First we need to create a synthetic division table.
Step 1 : Write down the coefficients of the dividend into division table. Put the zero from $ x -3 = 0 $ ( $ x = \color{blue}{ 3 } $ ) at the left.
$$ \begin{array}{c|rrrr}\color{blue}{3}&1&-1&99&-152\\& & & & \\ \hline &&&& \end{array} $$Step 1 : Bring down the leading coefficient to the bottom row.

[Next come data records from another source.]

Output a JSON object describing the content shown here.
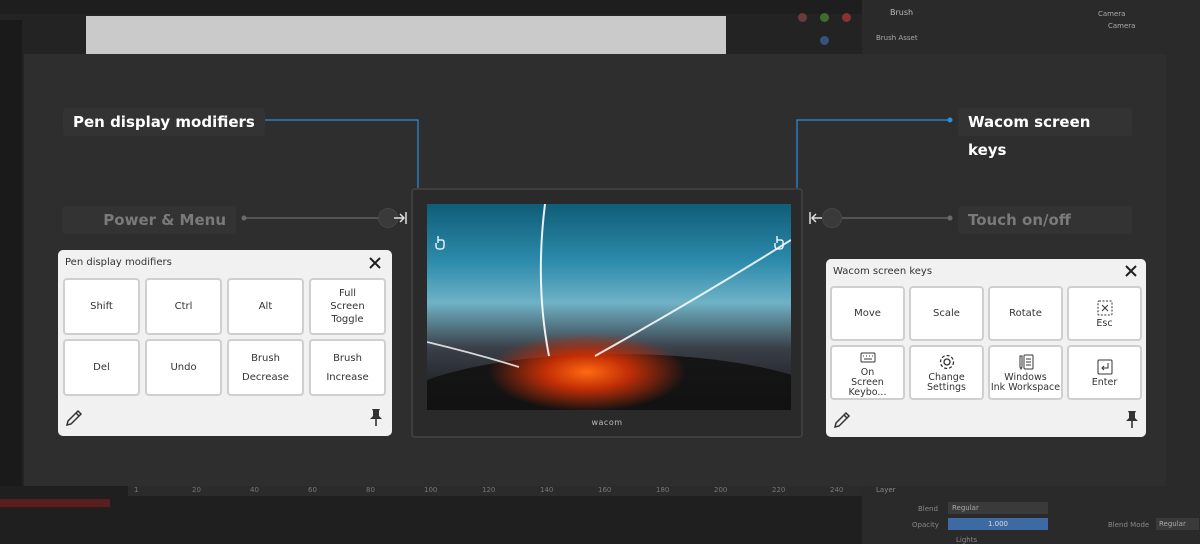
{
  "background": {
    "panel_label_brush": "Brush",
    "panel_label_brush_asset": "Brush Asset",
    "outliner_camera_group": "Camera",
    "outliner_camera": "Camera",
    "blend_label": "Blend",
    "blend_value": "Regular",
    "opacity_label": "Opacity",
    "opacity_value": "1.000",
    "lights_label": "Lights",
    "blend_mode_label": "Blend Mode",
    "blend_mode_value": "Regular",
    "layer_label": "Layer",
    "timeline_ticks": [
      "1",
      "20",
      "40",
      "60",
      "80",
      "100",
      "120",
      "140",
      "160",
      "180",
      "200",
      "220",
      "240"
    ]
  },
  "callouts": {
    "pen_modifiers": "Pen display modifiers",
    "power_menu": "Power & Menu",
    "screen_keys": "Wacom screen keys",
    "touch": "Touch on/off"
  },
  "device": {
    "brand": "wacom"
  },
  "left_panel": {
    "title": "Pen display modifiers",
    "keys": [
      "Shift",
      "Ctrl",
      "Alt",
      "Full\nScreen\nToggle",
      "Del",
      "Undo",
      "Brush\nDecrease",
      "Brush\nIncrease"
    ]
  },
  "right_panel": {
    "title": "Wacom screen keys",
    "keys": [
      "Move",
      "Scale",
      "Rotate",
      "Esc"
    ],
    "keys2": [
      {
        "label": "On\nScreen Keybo...",
        "icon": "keyboard-icon"
      },
      {
        "label": "Change\nSettings",
        "icon": "gear-icon"
      },
      {
        "label": "Windows\nInk Workspace",
        "icon": "ink-workspace-icon"
      },
      {
        "label": "Enter",
        "icon": "enter-icon"
      }
    ]
  },
  "colors": {
    "accent_line": "#2a8fe0",
    "panel_bg": "#f1f1f1",
    "overlay_bg": "#2e2e2e"
  }
}
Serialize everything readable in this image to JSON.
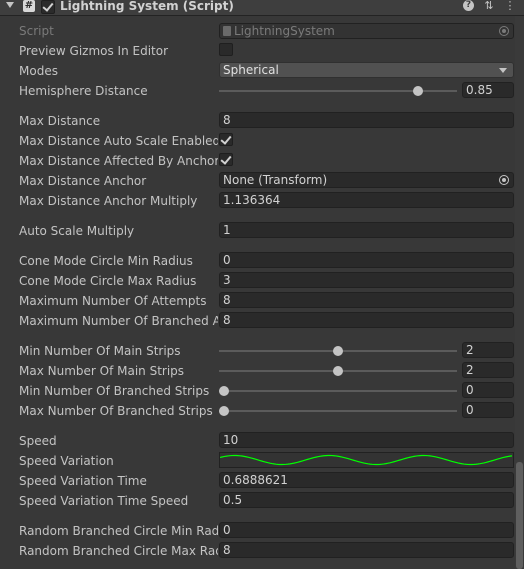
{
  "header": {
    "title": "Lightning System (Script)",
    "icon_names": [
      "fold-arrow-icon",
      "script-icon",
      "enabled-checkbox",
      "help-icon",
      "preset-icon",
      "more-options-icon"
    ]
  },
  "props": {
    "script": {
      "label": "Script",
      "value": "LightningSystem"
    },
    "preview_gizmos": {
      "label": "Preview Gizmos In Editor",
      "checked": false
    },
    "modes": {
      "label": "Modes",
      "value": "Spherical"
    },
    "hemisphere_distance": {
      "label": "Hemisphere Distance",
      "value": "0.85",
      "fraction": 0.85
    },
    "max_distance": {
      "label": "Max Distance",
      "value": "8"
    },
    "max_distance_auto_scale": {
      "label": "Max Distance Auto Scale Enabled",
      "checked": true
    },
    "max_distance_affected_by_anchor": {
      "label": "Max Distance Affected By Anchor",
      "checked": true
    },
    "max_distance_anchor": {
      "label": "Max Distance Anchor",
      "value": "None (Transform)"
    },
    "max_distance_anchor_multiply": {
      "label": "Max Distance Anchor Multiply",
      "value": "1.136364"
    },
    "auto_scale_multiply": {
      "label": "Auto Scale Multiply",
      "value": "1"
    },
    "cone_min_radius": {
      "label": "Cone Mode Circle Min Radius",
      "value": "0"
    },
    "cone_max_radius": {
      "label": "Cone Mode Circle Max Radius",
      "value": "3"
    },
    "max_attempts": {
      "label": "Maximum Number Of Attempts",
      "value": "8"
    },
    "max_branched_attempts": {
      "label": "Maximum Number Of Branched Attempts",
      "value": "8"
    },
    "min_main_strips": {
      "label": "Min Number Of Main Strips",
      "value": "2",
      "fraction": 0.5
    },
    "max_main_strips": {
      "label": "Max Number Of Main Strips",
      "value": "2",
      "fraction": 0.5
    },
    "min_branched_strips": {
      "label": "Min Number Of Branched Strips",
      "value": "0",
      "fraction": 0
    },
    "max_branched_strips": {
      "label": "Max Number Of Branched Strips",
      "value": "0",
      "fraction": 0
    },
    "speed": {
      "label": "Speed",
      "value": "10"
    },
    "speed_variation": {
      "label": "Speed Variation",
      "curve_color": "#00ff00"
    },
    "speed_variation_time": {
      "label": "Speed Variation Time",
      "value": "0.6888621"
    },
    "speed_variation_time_speed": {
      "label": "Speed Variation Time Speed",
      "value": "0.5"
    },
    "random_branched_min_radius": {
      "label": "Random Branched Circle Min Radius",
      "value": "0"
    },
    "random_branched_max_radius": {
      "label": "Random Branched Circle Max Radius",
      "value": "8"
    }
  }
}
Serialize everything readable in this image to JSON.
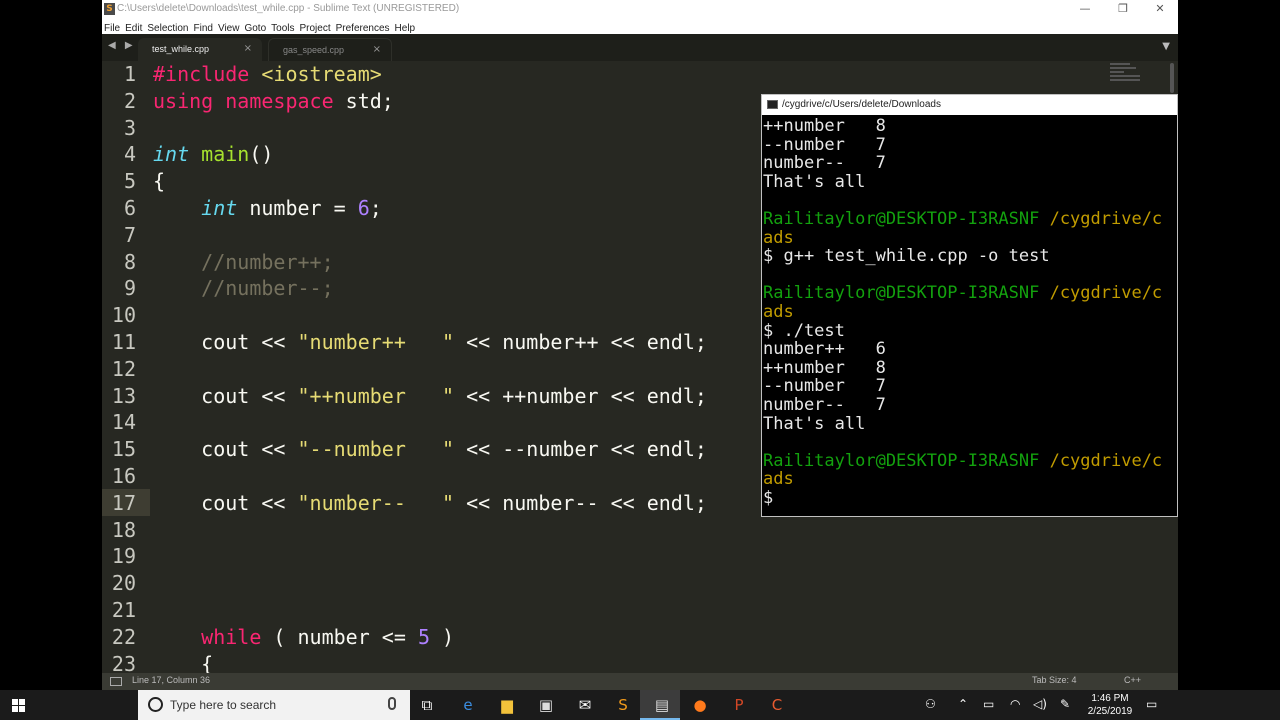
{
  "window": {
    "title": "C:\\Users\\delete\\Downloads\\test_while.cpp - Sublime Text (UNREGISTERED)",
    "minimize": "—",
    "restore": "❐",
    "close": "✕"
  },
  "menu": [
    "File",
    "Edit",
    "Selection",
    "Find",
    "View",
    "Goto",
    "Tools",
    "Project",
    "Preferences",
    "Help"
  ],
  "tabs": [
    {
      "label": "test_while.cpp",
      "active": true
    },
    {
      "label": "gas_speed.cpp",
      "active": false
    }
  ],
  "tab_nav": "◀ ▶",
  "tab_close": "×",
  "tab_dropdown": "▼",
  "code": [
    {
      "n": "1",
      "text": "#include <iostream>"
    },
    {
      "n": "2",
      "text": "using namespace std;"
    },
    {
      "n": "3",
      "text": ""
    },
    {
      "n": "4",
      "text": "int main()"
    },
    {
      "n": "5",
      "text": "{"
    },
    {
      "n": "6",
      "text": "    int number = 6;"
    },
    {
      "n": "7",
      "text": ""
    },
    {
      "n": "8",
      "text": "    //number++;"
    },
    {
      "n": "9",
      "text": "    //number--;"
    },
    {
      "n": "10",
      "text": ""
    },
    {
      "n": "11",
      "text": "    cout << \"number++   \" << number++ << endl;"
    },
    {
      "n": "12",
      "text": ""
    },
    {
      "n": "13",
      "text": "    cout << \"++number   \" << ++number << endl;"
    },
    {
      "n": "14",
      "text": ""
    },
    {
      "n": "15",
      "text": "    cout << \"--number   \" << --number << endl;"
    },
    {
      "n": "16",
      "text": ""
    },
    {
      "n": "17",
      "text": "    cout << \"number--   \" << number-- << endl;"
    },
    {
      "n": "18",
      "text": ""
    },
    {
      "n": "19",
      "text": ""
    },
    {
      "n": "20",
      "text": ""
    },
    {
      "n": "21",
      "text": ""
    },
    {
      "n": "22",
      "text": "    while ( number <= 5 )"
    },
    {
      "n": "23",
      "text": "    {"
    }
  ],
  "status": {
    "position": "Line 17, Column 36",
    "tab_size": "Tab Size: 4",
    "syntax": "C++"
  },
  "terminal": {
    "title": "/cygdrive/c/Users/delete/Downloads",
    "lines": [
      {
        "text": "++number   8",
        "color": "white"
      },
      {
        "text": "--number   7",
        "color": "white"
      },
      {
        "text": "number--   7",
        "color": "white"
      },
      {
        "text": "That's all",
        "color": "white"
      },
      {
        "text": "",
        "color": "white"
      },
      {
        "user": "Railitaylor@DESKTOP-I3RASNF",
        "path": " /cygdrive/c"
      },
      {
        "text": "ads",
        "color": "yellow"
      },
      {
        "text": "$ g++ test_while.cpp -o test",
        "color": "white"
      },
      {
        "text": "",
        "color": "white"
      },
      {
        "user": "Railitaylor@DESKTOP-I3RASNF",
        "path": " /cygdrive/c"
      },
      {
        "text": "ads",
        "color": "yellow"
      },
      {
        "text": "$ ./test",
        "color": "white"
      },
      {
        "text": "number++   6",
        "color": "white"
      },
      {
        "text": "++number   8",
        "color": "white"
      },
      {
        "text": "--number   7",
        "color": "white"
      },
      {
        "text": "number--   7",
        "color": "white"
      },
      {
        "text": "That's all",
        "color": "white"
      },
      {
        "text": "",
        "color": "white"
      },
      {
        "user": "Railitaylor@DESKTOP-I3RASNF",
        "path": " /cygdrive/c"
      },
      {
        "text": "ads",
        "color": "yellow"
      },
      {
        "text": "$",
        "color": "white"
      }
    ]
  },
  "taskbar": {
    "search_placeholder": "Type here to search",
    "time": "1:46 PM",
    "date": "2/25/2019",
    "apps": [
      {
        "icon": "task-view-icon",
        "glyph": "⧉",
        "color": "#ffffff"
      },
      {
        "icon": "edge-icon",
        "glyph": "e",
        "color": "#3b8de0"
      },
      {
        "icon": "file-explorer-icon",
        "glyph": "▆",
        "color": "#f3c23b"
      },
      {
        "icon": "store-icon",
        "glyph": "▣",
        "color": "#dddddd"
      },
      {
        "icon": "mail-icon",
        "glyph": "✉",
        "color": "#ffffff"
      },
      {
        "icon": "sublime-icon",
        "glyph": "S",
        "color": "#f29a1b"
      },
      {
        "icon": "terminal-icon",
        "glyph": "▤",
        "color": "#dddddd"
      },
      {
        "icon": "firefox-icon",
        "glyph": "●",
        "color": "#ff7a1c"
      },
      {
        "icon": "powerpoint-icon",
        "glyph": "P",
        "color": "#d24726"
      },
      {
        "icon": "codecademy-icon",
        "glyph": "C",
        "color": "#e85a2f"
      }
    ],
    "tray": [
      {
        "icon": "people-icon",
        "glyph": "⚇"
      },
      {
        "icon": "chevron-up-icon",
        "glyph": "⌃"
      },
      {
        "icon": "battery-icon",
        "glyph": "▭"
      },
      {
        "icon": "wifi-icon",
        "glyph": "◠"
      },
      {
        "icon": "volume-icon",
        "glyph": "◁)"
      },
      {
        "icon": "pen-icon",
        "glyph": "✎"
      }
    ],
    "notification_glyph": "▭"
  },
  "colors": {
    "editor_bg": "#272822",
    "keyword": "#f92672",
    "type": "#66d9ef",
    "function": "#a6e22e",
    "string": "#e6db74",
    "number": "#ae81ff",
    "comment": "#75715e",
    "prompt_user": "#13a10e",
    "prompt_path": "#c19c00"
  }
}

$$ \begin{array}{c|rrrr}3&\color{orangered}{ 1 }&-1&99&-152\\& & & & \\ \hline &\color{orangered}{1}&&& \end{array} $$Step 2 : Multiply by the number on the left, and carry the result into the next column: $ \color{blue}{ 3 } \cdot \color{blue}{ 1 } = \color{blue}{ 3 } $.
$$ \begin{array}{c|rrrr}\color{blue}{3}&1&-1&99&-152\\& & \color{blue}{3} & & \\ \hline &\color{blue}{1}&&& \end{array} $$Step 3 : Add down last column: $ \color{orangered}{ -1 } + \color{orangered}{ 3 } = \color{orangered}{ 2 } $
$$ \begin{array}{c|rrrr}3&1&\color{orangered}{ -1 }&99&-152\\& & \color{orangered}{3} & & \\ \hline &1&\color{orangered}{2}&& \end{array} $$Step 4 : Multiply by the number on the left, and carry the result into the next column: $ \color{blue}{ 3 } \cdot \color{blue}{ 2 } = \color{blue}{ 6 } $.
$$ \begin{array}{c|rrrr}\color{blue}{3}&1&-1&99&-152\\& & 3& \color{blue}{6} & \\ \hline &1&\color{blue}{2}&& \end{array} $$Step 5 : Add down last column: $ \color{orangered}{ 99 } + \color{orangered}{ 6 } = \color{orangered}{ 105 } $
$$ \begin{array}{c|rrrr}3&1&-1&\color{orangered}{ 99 }&-152\\& & 3& \color{orangered}{6} & \\ \hline &1&2&\color{orangered}{105}& \end{array} $$Step 6 : Multiply by the number on the left, and carry the result into the next column: $ \color{blue}{ 3 } \cdot \color{blue}{ 105 } = \color{blue}{ 315 } $.
$$ \begin{array}{c|rrrr}\color{blue}{3}&1&-1&99&-152\\& & 3& 6& \color{blue}{315} \\ \hline &1&2&\color{blue}{105}& \end{array} $$Step 7 : Add down last column: $ \color{orangered}{ -152 } + \color{orangered}{ 315 } = \color{orangered}{ 163 } $
$$ \begin{array}{c|rrrr}3&1&-1&99&\color{orangered}{ -152 }\\& & 3& 6& \color{orangered}{315} \\ \hline &\color{blue}{1}&\color{blue}{2}&\color{blue}{105}&\color{orangered}{163} \end{array} $$Remainder is the last entry in the bottom row $ \left(\color{red}{ 163 }\right)$.